Improved lineariser methods for queueing networks with queue dependent centres

The Lineariser is an MVA-based technique developed for the approximate solution of large multiclass product form queueing networks. The Lineariser is capable of computing accurate solutions for networks of fixed rate centres. However, problems arise when the Lineariser is applied to networks containing centres with queue dependent service rates. Thus networks exist which seem well suited (a large number of lightly loaded centres, large numbers of customers in each closed chain) for Lineariser solution but whose queue dependent centres cannot be solved accurately by the Lineariser method. Examples have also been found where the Lineariser computes accurate values for the queue lengths, waiting times and throughputs though the values computed for the queue length distributions are totally in error. This paper presents an Improved Lineariser which computes accurate approximate solutions for multiclass networks containing an arbitrary number of queue dependent centres. The Improved Lineariser is based on MVA results and is therefore simple to implement and numerically well behaved. The Improved Lineariser has storage and computation requirements of order (MN) locations and (MNJ2) arithmetic operations where M is the number of centres, N the total number of customers and J the number of closed chains.

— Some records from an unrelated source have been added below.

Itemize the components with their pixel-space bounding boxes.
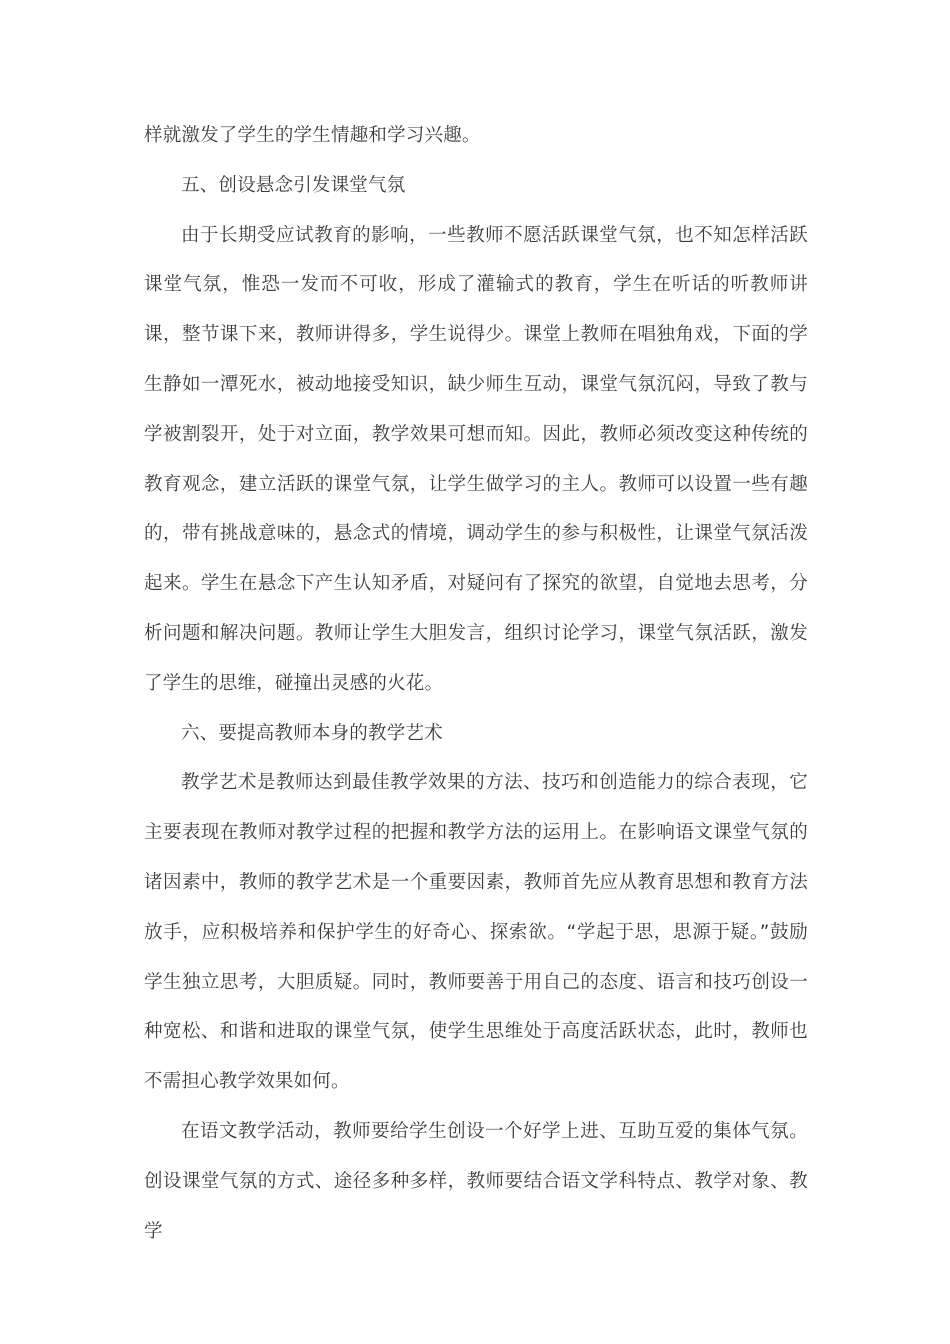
paragraph-continuation: 样就激发了学生的学生情趣和学习兴趣。 (144, 125, 481, 146)
paragraph-collective-atmosphere: 在语文教学活动，教师要给学生创设一个好学上进、互助互爱的集体气氛。创设课堂气氛的方式、途径多种多样，教师要结合语文学科特点、教学对象、教学 (144, 1120, 808, 1242)
section-heading-six: 六、要提高教师本身的教学艺术 (181, 722, 443, 744)
section-heading-five: 五、创设悬念引发课堂气氛 (181, 174, 406, 196)
document-body (144, 111, 808, 1256)
paragraph-teaching-art: 教学艺术是教师达到最佳教学效果的方法、技巧和创造能力的综合表现，它主要表现在教师对教学过程的把握和教学方法的运用上。在影响语文课堂气氛的诸因素中，教师的教学艺术是一个重要因素，教师首先应从教育思想和教育方法放手，应积极培养和保护学生的好奇心、探索欲。“学起于思，思源于疑。”鼓励学生独立思考，大胆质疑。同时，教师要善于用自己的态度、语言和技巧创设一种宽松、和谐和进取的课堂气氛，使学生思维处于高度活跃状态，此时，教师也不需担心教学效果如何。 (144, 772, 808, 1093)
paragraph-suspense: 由于长期受应试教育的影响，一些教师不愿活跃课堂气氛，也不知怎样活跃课堂气氛，惟恐一发而不可收，形成了灌输式的教育，学生在听话的听教师讲课，整节课下来，教师讲得多，学生说得少。课堂上教师在唱独角戏，下面的学生静如一潭死水，被动地接受知识，缺少师生互动，课堂气氛沉闷，导致了教与学被割裂开，处于对立面，教学效果可想而知。因此，教师必须改变这种传统的教育观念，建立活跃的课堂气氛，让学生做学习的主人。教师可以设置一些有趣的，带有挑战意味的，悬念式的情境，调动学生的参与积极性，让课堂气氛活泼起来。学生在悬念下产生认知矛盾，对疑问有了探究的欲望，自觉地去思考，分析问题和解决问题。教师让学生大胆发言，组织讨论学习，课堂气氛活跃，激发了学生的思维，碰撞出灵感的火花。 (144, 224, 808, 694)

Results from 130 randomly generated test networks are used to compare the accuracy of the standard and Improved Linearisers. The Improved Lineariser is consistently more accurate (tolerance errors on all performance measures less than 2 per cent) than the standard Lineariser and its accuracy is insensitive to the size of the network model. In addition, the Improved Lineariser computes accurate solutions for networks which cause the standard Lineariser to fail.